跟着视频敲的,我的就是运行不了,大家帮忙看看是哪里的问题啊
汽车之家二级页面数据抓取案例
思路:
1.一级页面提取数据:汽车详情页连接
2.二级页面提取数据:具体汽车的数据
import requests
import re
import time
import random
class CarSpider:
def __init__(self):
self.url = 'https://www.che168.com/beijing/a0_0msdgscncgpi1lto1csp{}exx0/'
self.headers = {'User-Agent': 'User-Agent:Mozilla/5.0 (compatible; MSIE 9.0; Windows NT 6.1; Trident/5.0;'}
def get_html(self, url):
html = requests.get(url=url, headers=self.headers).content.decode('gb2312', 'ignore')
return html
def re_func(self, regex, html):
pattern = re.compile(regex, re.S)
r_list = pattern.findall(html)
return r_list
def parse_html(self, one_url):
"""程序逻辑函数"""
one_html = self.get_html(url=one_url)
one_regex = '<li class="cards-li list-photo-li ".*?<a href="(.*?)"'
# href_list: ['/declear/xxx','','',...]
href_list = self.re_func(regex=one_regex, html=one_html)
for href in href_list:
two_url = 'https://www.che168.com' + href
# 提取一辆汽车的具体信息
self.get_car_info(two_url)
# 控制抓取频率,每抓取一辆汽车随机休眠0-1秒钟
time.sleep(random.uniform(0, 1))
def get_car_info(self, two_url):
"""提取一辆汽车的具体信息"""
two_html = self.get_html(url=two_url)
two_regex = '<div class="car-box">.*?<h3 class="car-brand-name">(.*?)</h3>.*?<h4>(.*?)</h4>.*?<h4>(.*?)</h4>.*?<h4>自动 / (.*?)</h4>.*?<h4>(.*?)</h4>.*?<span class="price" id="overlayPrice">¥(.*?)<b>'
# r_list: [('比亚迪汉','2万公里','2000年','自动/1.6L','廊坊','26万')]

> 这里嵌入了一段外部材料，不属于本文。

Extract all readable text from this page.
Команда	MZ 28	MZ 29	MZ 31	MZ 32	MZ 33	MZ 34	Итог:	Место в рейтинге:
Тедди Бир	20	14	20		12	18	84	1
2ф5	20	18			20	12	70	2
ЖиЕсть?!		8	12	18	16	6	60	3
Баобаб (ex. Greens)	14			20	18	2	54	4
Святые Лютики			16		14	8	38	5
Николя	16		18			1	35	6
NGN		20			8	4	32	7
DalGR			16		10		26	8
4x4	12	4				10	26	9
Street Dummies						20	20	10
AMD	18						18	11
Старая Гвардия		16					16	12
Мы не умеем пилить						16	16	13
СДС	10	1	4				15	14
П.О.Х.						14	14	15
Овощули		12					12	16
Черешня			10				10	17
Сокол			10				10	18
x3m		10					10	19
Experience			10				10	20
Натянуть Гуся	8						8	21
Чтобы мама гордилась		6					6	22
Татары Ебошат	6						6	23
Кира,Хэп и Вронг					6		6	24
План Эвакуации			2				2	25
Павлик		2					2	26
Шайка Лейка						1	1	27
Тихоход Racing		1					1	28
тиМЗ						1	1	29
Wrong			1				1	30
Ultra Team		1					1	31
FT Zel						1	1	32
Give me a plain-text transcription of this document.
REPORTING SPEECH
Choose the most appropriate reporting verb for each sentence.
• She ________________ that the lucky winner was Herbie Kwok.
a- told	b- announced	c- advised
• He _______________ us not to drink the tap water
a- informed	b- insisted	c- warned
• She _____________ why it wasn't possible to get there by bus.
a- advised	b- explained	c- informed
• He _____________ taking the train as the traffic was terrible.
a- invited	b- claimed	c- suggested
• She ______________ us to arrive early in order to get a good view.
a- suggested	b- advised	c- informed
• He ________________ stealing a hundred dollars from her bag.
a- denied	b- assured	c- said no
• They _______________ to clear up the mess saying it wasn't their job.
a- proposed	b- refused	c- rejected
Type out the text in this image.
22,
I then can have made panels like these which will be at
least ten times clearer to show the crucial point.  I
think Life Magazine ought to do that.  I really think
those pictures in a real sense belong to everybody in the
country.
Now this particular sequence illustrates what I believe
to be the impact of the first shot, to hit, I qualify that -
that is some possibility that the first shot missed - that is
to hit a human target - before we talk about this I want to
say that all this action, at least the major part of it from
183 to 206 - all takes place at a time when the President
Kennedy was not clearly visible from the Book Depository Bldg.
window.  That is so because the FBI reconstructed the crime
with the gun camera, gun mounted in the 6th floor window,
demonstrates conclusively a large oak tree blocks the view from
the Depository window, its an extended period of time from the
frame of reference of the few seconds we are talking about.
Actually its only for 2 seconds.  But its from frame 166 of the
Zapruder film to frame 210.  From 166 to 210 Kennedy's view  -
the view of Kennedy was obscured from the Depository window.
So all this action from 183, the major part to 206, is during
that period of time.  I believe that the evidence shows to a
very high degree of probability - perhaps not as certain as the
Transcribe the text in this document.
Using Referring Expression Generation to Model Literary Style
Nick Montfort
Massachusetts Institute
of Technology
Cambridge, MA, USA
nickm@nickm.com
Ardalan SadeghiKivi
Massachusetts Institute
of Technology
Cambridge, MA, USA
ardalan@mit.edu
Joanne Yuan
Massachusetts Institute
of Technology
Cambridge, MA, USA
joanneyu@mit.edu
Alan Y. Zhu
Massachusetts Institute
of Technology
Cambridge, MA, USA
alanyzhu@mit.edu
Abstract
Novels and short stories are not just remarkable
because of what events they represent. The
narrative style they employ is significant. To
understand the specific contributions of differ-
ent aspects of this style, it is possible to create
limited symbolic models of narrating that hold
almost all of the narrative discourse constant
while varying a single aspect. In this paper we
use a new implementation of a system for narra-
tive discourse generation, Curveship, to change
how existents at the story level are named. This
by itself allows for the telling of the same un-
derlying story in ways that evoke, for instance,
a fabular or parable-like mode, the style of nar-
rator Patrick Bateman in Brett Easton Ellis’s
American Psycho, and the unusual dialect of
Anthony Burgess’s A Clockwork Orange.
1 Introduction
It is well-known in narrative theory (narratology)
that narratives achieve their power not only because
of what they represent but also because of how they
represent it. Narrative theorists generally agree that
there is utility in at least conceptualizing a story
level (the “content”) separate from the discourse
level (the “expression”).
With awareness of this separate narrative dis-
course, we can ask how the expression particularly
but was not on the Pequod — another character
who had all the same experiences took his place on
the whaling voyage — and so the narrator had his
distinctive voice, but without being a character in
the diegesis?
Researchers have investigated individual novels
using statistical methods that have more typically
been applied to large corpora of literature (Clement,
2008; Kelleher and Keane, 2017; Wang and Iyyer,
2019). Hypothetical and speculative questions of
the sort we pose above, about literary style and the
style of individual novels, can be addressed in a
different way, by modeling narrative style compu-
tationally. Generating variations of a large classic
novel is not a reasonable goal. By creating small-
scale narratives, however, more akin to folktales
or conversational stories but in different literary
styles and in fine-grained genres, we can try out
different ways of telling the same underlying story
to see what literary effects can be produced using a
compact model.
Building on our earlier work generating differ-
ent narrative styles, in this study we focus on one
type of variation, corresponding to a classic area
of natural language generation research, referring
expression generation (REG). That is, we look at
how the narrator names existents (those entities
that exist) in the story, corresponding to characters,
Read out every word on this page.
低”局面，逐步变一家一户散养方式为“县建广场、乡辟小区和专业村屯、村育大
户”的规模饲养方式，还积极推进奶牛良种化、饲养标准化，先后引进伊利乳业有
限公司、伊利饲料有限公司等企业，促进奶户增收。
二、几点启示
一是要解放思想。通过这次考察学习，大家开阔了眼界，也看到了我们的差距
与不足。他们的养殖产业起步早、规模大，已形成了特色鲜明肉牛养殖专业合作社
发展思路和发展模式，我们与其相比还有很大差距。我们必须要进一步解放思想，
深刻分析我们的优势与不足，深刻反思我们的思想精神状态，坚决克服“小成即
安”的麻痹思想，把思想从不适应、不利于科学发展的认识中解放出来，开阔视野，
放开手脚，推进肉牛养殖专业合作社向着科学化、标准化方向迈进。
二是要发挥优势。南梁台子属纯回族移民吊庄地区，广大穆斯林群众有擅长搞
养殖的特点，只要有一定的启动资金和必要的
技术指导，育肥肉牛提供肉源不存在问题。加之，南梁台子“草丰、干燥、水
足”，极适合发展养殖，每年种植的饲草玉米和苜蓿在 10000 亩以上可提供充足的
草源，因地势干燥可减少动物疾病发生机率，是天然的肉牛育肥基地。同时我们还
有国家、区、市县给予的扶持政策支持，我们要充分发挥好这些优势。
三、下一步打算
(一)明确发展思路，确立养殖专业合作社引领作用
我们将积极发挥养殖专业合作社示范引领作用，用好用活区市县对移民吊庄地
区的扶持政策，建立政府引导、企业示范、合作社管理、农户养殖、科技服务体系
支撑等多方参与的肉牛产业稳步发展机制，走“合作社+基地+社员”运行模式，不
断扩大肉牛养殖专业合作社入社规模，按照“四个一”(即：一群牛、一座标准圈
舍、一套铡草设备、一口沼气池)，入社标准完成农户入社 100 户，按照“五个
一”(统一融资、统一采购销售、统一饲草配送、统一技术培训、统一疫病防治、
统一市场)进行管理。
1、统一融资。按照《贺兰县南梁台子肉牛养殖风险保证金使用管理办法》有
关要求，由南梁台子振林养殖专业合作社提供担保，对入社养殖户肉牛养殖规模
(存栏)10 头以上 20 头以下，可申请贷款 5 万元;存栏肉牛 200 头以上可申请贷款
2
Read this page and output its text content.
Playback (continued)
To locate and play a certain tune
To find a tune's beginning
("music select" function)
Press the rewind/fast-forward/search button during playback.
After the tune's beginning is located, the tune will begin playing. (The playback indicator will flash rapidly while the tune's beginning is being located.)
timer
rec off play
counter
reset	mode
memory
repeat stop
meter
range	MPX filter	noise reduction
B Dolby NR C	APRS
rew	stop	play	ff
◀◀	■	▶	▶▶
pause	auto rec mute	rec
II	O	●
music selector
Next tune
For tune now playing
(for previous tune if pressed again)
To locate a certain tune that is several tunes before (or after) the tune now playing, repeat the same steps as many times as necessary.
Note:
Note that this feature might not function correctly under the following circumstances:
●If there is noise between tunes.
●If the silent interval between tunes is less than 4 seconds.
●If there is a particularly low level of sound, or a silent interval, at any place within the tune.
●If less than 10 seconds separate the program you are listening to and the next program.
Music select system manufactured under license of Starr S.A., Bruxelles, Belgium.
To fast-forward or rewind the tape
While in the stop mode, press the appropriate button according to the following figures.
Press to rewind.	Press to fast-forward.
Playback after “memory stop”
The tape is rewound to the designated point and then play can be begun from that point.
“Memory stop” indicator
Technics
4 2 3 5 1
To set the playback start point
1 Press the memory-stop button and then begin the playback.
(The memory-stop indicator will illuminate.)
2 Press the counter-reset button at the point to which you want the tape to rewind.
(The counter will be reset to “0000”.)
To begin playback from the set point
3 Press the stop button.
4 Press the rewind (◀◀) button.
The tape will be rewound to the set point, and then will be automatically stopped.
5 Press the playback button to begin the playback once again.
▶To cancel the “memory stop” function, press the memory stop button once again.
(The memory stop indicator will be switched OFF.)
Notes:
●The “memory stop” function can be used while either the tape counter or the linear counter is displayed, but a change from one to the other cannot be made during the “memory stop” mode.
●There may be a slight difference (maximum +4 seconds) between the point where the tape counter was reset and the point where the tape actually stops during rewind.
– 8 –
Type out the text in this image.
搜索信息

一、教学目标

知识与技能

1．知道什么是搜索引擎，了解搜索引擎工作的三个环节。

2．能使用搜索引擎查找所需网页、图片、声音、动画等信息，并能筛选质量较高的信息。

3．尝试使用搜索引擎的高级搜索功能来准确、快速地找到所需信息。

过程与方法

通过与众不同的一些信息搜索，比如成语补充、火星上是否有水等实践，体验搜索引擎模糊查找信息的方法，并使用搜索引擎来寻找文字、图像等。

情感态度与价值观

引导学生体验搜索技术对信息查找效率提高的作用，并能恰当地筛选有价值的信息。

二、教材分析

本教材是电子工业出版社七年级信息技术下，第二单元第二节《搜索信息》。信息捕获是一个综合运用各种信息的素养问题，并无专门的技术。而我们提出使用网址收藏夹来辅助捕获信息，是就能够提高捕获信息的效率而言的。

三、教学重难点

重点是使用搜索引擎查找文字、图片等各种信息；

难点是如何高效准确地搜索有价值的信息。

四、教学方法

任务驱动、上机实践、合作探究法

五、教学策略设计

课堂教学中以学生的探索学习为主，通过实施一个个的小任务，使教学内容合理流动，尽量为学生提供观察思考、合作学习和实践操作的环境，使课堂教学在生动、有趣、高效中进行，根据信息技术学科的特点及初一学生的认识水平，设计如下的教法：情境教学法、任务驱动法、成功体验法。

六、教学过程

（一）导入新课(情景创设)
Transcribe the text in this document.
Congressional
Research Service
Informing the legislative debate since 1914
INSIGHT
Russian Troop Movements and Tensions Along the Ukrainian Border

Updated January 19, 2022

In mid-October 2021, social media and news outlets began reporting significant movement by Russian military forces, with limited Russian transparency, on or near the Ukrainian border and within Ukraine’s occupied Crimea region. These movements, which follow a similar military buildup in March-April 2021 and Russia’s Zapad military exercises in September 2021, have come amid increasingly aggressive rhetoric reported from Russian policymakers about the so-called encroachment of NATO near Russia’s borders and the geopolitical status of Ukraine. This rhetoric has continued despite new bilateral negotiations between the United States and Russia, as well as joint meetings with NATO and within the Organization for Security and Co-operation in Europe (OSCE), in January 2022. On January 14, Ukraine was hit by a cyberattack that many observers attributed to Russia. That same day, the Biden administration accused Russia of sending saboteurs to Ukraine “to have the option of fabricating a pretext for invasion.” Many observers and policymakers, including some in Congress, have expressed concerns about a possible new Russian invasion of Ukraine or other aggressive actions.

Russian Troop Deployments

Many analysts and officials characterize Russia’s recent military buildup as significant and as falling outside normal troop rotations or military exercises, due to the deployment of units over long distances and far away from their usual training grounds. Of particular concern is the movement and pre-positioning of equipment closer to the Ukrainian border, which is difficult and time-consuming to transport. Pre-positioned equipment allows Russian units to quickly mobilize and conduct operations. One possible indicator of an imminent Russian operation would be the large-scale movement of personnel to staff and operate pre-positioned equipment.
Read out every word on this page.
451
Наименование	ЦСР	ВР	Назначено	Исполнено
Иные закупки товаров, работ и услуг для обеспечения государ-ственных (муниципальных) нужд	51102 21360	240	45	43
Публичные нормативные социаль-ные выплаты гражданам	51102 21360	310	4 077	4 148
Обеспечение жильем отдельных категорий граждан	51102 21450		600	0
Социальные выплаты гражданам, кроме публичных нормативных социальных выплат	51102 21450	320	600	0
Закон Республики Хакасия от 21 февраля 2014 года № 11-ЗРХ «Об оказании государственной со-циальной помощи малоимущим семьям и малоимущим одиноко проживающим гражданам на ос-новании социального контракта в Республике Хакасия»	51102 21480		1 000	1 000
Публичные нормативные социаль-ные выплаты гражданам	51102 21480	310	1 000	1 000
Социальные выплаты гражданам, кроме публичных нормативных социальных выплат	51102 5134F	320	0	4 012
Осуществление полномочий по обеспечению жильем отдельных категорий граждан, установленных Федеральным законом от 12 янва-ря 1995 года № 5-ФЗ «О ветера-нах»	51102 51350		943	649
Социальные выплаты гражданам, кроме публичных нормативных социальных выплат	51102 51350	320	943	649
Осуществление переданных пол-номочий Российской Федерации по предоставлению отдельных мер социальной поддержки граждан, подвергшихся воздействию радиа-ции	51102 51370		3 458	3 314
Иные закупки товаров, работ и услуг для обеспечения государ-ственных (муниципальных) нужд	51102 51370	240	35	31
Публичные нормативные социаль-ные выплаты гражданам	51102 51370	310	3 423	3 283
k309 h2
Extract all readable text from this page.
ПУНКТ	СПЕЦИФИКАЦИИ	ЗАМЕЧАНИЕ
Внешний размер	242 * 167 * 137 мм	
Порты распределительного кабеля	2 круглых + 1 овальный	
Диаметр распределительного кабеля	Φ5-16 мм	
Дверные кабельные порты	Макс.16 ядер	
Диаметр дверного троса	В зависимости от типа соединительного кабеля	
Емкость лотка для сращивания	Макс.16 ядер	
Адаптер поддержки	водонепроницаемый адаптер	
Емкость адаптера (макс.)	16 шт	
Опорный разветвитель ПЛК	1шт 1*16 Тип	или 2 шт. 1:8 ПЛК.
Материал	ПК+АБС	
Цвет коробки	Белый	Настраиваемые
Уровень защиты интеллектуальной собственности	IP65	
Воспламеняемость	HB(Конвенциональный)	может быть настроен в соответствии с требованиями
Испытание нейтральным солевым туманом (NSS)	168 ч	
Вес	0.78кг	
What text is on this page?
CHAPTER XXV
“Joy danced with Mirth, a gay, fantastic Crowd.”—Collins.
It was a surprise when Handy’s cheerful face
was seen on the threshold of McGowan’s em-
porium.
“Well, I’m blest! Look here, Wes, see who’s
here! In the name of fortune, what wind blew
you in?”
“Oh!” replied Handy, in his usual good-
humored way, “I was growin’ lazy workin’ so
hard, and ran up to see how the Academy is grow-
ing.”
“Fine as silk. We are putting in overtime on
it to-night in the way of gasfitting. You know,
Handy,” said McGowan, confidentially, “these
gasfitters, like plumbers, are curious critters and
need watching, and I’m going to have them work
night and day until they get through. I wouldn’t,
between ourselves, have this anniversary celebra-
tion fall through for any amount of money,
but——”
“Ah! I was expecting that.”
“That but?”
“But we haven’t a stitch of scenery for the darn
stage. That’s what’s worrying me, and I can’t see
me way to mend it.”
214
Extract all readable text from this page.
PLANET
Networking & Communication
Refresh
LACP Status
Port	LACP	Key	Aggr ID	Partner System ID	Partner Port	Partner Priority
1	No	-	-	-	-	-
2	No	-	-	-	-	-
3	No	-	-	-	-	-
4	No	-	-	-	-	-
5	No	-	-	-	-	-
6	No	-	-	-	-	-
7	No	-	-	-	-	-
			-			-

r_list = self.re_func(regex=two_regex, html=two_html)
item = {}
item['name'] = r_list[0][0].strip()
item['km'] = r_list[0][1].strip()
item['time'] = r_list[0][2].strip()
item['type'] = r_list[0][3].split('/')[0].strip()
item['displacement'] = r_list[0][3].split('/')[1].strip()
item['address'] = r_list[0][4].strip()
item['price'] = r_list[0][5].strip()
print(item)
def run(self):
for o in range(1, 3):
page_url = self.url.format(o)
self.parse_html(one_url=page_url)
if __name__ == '__main__':
spider = CarSpider()
spider.run()
Traceback (most recent call last):
File "F:\pythonProject2\day2\demo08.py", line 69, in <module>
spider.run()
File "F:\pythonProject2\day2\demo08.py", line 64, in run
self.parse_html(one_url=page_url)
File "F:\pythonProject2\day2\demo08.py", line 40, in parse_html
self.get_car_info(two_url)
File "F:\pythonProject2\day2\demo08.py", line 52, in get_car_info
item['name'] = r_list[0][0].strip()
IndexError: list index out of range
看下r_list是什么